At that the position began to assume so serious an aspect that I turned to Parabere to take his advice. We numbered twenty in all, and were well armed; but five to one are large odds, and we had little ammunition, while, for all we knew, the house might be fired with ease from the outside. The roads north and south being occupied, and the river enclosing us on the west, there remained only one direction in which escape seemed possible; but, as we knew nothing of the country, and the brigands everything, the desperate idea of plunging into it blindly, at night, and with pursuers at our heels, was dismissed as soon as formed.
Parabere interrupted these calculations by drawing me aside into the room in which we had supped, where, after rallying me on the whimsical notion of the Grand Master of the Ordnance and Governor of the Bastile being besieged in a paltry inn, he confessed that he had been wrong, and that the adventure was likely to prove serious. "Ten to one this is the very band that Bareilles is pursuing," he said.
"Very likely," I answered bluntly; "but the question is how are we to evade them. Are we to fight or fly?"
"Well, for lighting," he replied coolly; "the front gate lies in the road, there are no shutters to half the windows, the door is crazy, and there is a thatched pent-house against one wall."

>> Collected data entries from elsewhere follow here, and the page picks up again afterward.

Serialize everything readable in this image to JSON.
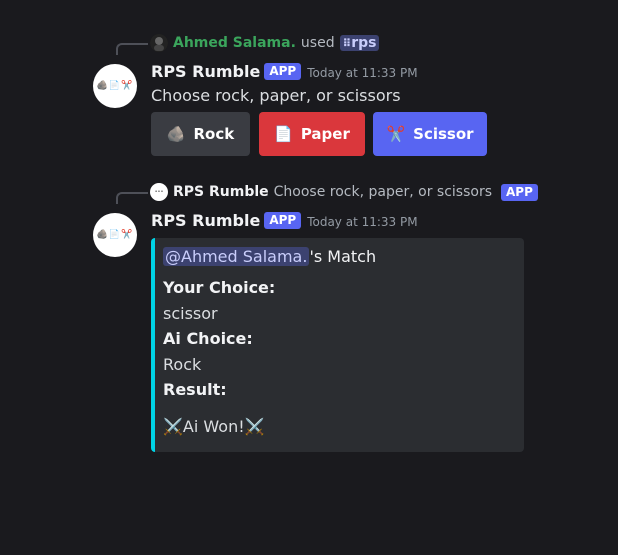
{
  "message1": {
    "reply_user": "Ahmed Salama.",
    "reply_user_color": "#3ba55c",
    "reply_used": "used",
    "reply_command": "rps",
    "author": "RPS Rumble",
    "app_badge": "APP",
    "timestamp": "Today at 11:33 PM",
    "text": "Choose rock, paper, or scissors",
    "buttons": [
      {
        "label": "Rock",
        "emoji": "🪨",
        "color": "#3a3c42"
      },
      {
        "label": "Paper",
        "emoji": "📄",
        "color": "#da373c"
      },
      {
        "label": "Scissor",
        "emoji": "✂️",
        "color": "#5865f2"
      }
    ]
  },
  "message2": {
    "reply_author": "RPS Rumble",
    "reply_text": "Choose rock, paper, or scissors",
    "reply_badge": "APP",
    "author": "RPS Rumble",
    "app_badge": "APP",
    "timestamp": "Today at 11:33 PM",
    "embed": {
      "accent": "#00d4e6",
      "mention": "@Ahmed Salama.",
      "title_suffix": "'s Match",
      "your_choice_label": "Your Choice:",
      "your_choice_value": "scissor",
      "ai_choice_label": "Ai Choice:",
      "ai_choice_value": "Rock",
      "result_label": "Result:",
      "result_icon": "⚔️",
      "result_value": "Ai Won!"
    }
  },
  "avatar_emojis": "🪨📄✂️"
}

"And no help-nearer than Gueret."
"Three leagues," he assented. "And from that we are cut off. Fifty men in the gorge might hold it against five hundred. Better man the courtyard here than that, tether the horses in the gateway, and fight it out." "Perhaps so," I said; and we looked at one another, hearing through the open door the men muttering and whispering in the kitchen, and above their voices the dull murmur of the stream, which seemed of a piece with the bleak night outside, the ruined hamlet, and the danger that lurked round us. Bitterly repenting the hardihood that had led me to expose myself to such risks in breach of the King's commandment, I found it difficult to direct my mind to the immediate question. So many reflections connected with my mission at Chatelherault and other affairs of state would intrude that I seemed to be occupied rather with the results of my death at this juncture, and particularly the injury which it must inflict on the King's service, than with the question how I could escape.